On ne peut pas violer le principe de légitimité dans lequel on se trouve sans risque.
"Pour être accepté par tous un principe de légitimité doit être simple, clair, et surtout cohérent avec lui même". Un principe de légitimité ne peut s'enraciner et survivre que s'il est appliqué loyalement.

Ainsi un système de gouvernement basé sur l'élection ne sera plus accepté si on y introduit subrepticement la règle de l'hérédité.
Cette hérédité qui justifie la faveur accordée à Jean Sarkozy ne s'appuie pas non plus sur l'éducation soignée et les traditions vigoureuses qui peuvent permettre de fournir à l'Etat un personnel politique bien préparé.

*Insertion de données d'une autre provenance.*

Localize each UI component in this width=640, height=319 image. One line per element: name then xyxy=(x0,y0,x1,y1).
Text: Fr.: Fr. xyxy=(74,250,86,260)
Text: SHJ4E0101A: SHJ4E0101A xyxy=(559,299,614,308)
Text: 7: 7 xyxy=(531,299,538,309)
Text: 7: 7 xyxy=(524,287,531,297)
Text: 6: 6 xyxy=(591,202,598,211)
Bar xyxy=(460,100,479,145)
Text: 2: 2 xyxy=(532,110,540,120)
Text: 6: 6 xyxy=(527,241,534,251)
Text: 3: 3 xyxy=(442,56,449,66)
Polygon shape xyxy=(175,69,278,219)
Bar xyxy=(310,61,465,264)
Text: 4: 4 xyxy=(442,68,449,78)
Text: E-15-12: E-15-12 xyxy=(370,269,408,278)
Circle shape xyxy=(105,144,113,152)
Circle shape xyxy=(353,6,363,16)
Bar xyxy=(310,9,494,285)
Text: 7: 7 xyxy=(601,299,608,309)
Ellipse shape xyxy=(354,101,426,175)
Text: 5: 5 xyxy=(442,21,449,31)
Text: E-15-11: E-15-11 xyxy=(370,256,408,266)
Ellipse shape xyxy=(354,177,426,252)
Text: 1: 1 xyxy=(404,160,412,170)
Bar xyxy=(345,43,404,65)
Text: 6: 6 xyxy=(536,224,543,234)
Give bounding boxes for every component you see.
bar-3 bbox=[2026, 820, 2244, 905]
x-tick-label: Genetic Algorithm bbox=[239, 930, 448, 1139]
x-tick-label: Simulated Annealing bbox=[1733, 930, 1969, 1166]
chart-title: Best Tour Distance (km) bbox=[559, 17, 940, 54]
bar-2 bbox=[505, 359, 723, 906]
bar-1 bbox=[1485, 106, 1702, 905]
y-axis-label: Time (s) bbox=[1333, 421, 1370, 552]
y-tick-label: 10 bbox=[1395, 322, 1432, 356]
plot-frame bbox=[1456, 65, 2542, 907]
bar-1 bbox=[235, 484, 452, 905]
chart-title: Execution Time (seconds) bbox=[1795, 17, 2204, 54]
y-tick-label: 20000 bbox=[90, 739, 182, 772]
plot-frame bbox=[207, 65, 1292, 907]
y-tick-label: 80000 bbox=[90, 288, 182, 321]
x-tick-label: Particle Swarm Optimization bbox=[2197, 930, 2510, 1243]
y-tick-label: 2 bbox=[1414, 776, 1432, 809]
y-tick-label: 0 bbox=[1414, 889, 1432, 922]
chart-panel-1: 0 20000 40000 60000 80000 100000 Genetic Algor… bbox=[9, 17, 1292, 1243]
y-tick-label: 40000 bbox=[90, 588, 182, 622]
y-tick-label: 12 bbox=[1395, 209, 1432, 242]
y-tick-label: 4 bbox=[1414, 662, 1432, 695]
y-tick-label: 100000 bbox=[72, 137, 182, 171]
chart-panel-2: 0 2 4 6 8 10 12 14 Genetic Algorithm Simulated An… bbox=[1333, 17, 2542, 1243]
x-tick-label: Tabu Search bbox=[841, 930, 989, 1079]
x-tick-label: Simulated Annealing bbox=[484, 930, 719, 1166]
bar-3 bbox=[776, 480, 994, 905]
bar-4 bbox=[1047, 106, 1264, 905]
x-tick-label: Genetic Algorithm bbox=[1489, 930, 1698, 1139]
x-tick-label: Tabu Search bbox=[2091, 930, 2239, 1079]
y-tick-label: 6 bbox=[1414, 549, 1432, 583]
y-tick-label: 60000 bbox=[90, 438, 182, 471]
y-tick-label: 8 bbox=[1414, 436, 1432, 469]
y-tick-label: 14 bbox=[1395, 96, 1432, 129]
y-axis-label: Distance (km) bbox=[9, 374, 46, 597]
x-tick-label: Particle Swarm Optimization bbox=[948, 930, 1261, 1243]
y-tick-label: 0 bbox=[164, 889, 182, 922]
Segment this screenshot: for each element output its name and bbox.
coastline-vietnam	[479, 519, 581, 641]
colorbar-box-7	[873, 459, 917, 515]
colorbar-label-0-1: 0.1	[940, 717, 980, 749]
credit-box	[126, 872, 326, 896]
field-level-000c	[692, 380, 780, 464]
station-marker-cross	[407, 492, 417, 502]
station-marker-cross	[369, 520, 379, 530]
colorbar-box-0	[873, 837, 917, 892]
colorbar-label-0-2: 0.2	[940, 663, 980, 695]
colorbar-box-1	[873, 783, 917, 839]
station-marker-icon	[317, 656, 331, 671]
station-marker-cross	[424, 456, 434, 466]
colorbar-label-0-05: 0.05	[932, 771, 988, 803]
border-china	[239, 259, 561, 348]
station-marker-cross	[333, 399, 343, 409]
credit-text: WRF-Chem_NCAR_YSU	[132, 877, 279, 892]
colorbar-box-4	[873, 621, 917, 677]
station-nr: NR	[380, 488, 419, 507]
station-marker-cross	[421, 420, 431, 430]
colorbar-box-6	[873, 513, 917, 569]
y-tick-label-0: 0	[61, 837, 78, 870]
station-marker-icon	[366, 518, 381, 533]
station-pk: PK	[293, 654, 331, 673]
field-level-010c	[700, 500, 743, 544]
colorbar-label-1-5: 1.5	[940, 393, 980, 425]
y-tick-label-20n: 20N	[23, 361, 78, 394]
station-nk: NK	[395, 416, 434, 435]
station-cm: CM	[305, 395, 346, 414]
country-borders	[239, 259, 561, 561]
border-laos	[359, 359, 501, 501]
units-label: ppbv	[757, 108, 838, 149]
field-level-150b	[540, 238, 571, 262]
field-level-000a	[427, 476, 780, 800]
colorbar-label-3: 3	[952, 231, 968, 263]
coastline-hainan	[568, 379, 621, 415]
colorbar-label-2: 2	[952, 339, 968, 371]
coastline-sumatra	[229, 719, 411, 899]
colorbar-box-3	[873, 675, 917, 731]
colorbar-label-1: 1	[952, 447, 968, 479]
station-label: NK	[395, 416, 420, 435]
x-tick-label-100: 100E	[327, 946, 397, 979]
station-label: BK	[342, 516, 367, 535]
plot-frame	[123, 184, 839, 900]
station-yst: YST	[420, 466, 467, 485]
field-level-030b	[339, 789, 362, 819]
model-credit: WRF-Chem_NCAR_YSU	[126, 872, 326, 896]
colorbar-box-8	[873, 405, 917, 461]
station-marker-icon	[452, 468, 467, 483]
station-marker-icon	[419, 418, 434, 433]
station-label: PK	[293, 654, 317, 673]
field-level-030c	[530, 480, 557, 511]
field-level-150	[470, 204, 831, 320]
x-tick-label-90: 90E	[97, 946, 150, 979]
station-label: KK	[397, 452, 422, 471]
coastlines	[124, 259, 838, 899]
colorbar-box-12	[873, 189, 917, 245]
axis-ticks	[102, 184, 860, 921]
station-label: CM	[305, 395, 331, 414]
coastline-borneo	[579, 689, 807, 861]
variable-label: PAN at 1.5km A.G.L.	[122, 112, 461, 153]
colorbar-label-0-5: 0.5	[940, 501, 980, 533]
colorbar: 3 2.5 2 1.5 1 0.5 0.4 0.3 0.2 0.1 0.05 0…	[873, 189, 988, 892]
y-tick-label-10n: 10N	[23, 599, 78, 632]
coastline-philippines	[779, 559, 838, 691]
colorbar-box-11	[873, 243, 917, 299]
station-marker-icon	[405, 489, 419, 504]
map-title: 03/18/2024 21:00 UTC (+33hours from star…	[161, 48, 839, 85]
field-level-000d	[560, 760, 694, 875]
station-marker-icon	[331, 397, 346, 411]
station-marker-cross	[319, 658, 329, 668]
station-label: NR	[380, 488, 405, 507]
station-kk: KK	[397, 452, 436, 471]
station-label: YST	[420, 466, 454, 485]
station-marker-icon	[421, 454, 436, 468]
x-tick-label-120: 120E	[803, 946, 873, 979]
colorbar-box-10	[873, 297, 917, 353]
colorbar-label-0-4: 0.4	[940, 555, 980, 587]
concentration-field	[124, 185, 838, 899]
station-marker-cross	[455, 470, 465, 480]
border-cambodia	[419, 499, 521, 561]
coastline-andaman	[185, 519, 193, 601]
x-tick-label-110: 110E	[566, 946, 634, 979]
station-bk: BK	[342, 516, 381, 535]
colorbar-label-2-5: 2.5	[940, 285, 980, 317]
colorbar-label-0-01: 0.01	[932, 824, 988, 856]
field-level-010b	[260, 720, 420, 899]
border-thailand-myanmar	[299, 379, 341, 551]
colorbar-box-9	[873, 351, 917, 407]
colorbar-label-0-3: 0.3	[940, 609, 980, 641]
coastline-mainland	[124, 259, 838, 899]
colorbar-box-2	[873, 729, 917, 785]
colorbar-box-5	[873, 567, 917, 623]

Un principe qui s'anéantit dans l'application est une mystification. Utiliser l'élection pour aboutir à un pouvoir héréditaire détruit la fragile légitimité du pouvoir des élus "du peuple".
Il s'agit d'une utilisation contradictoire de l'élection où les conseillers généraux n'ont pu parvenir à leur place que grâce à un label partisan qui dépend du bon vouloir de Nicolas Sarkozy. Cette élection là n'en est donc pas une.
L'élection par le peuple est appliquée au rebours de sa signification quand elle donne au pouvoir les moyens d'obliger le peuple à exercer sa souveraineté en suivant les désir du pouvoir.

Le temps est impuissant à transformer une mystification en principe de légitimité capable d'assurer l'ordre et la paix. Un principe de légitimité doit toujours être une chose sérieuse; transformé en mystification il devient à jamais impuissant à légitimer le pouvoir, qui se réduit à un simple instrument de coercition.

D'après Guglielmo Ferrero, Reconstruction, Talleyrand à Vienne, 1814-1815.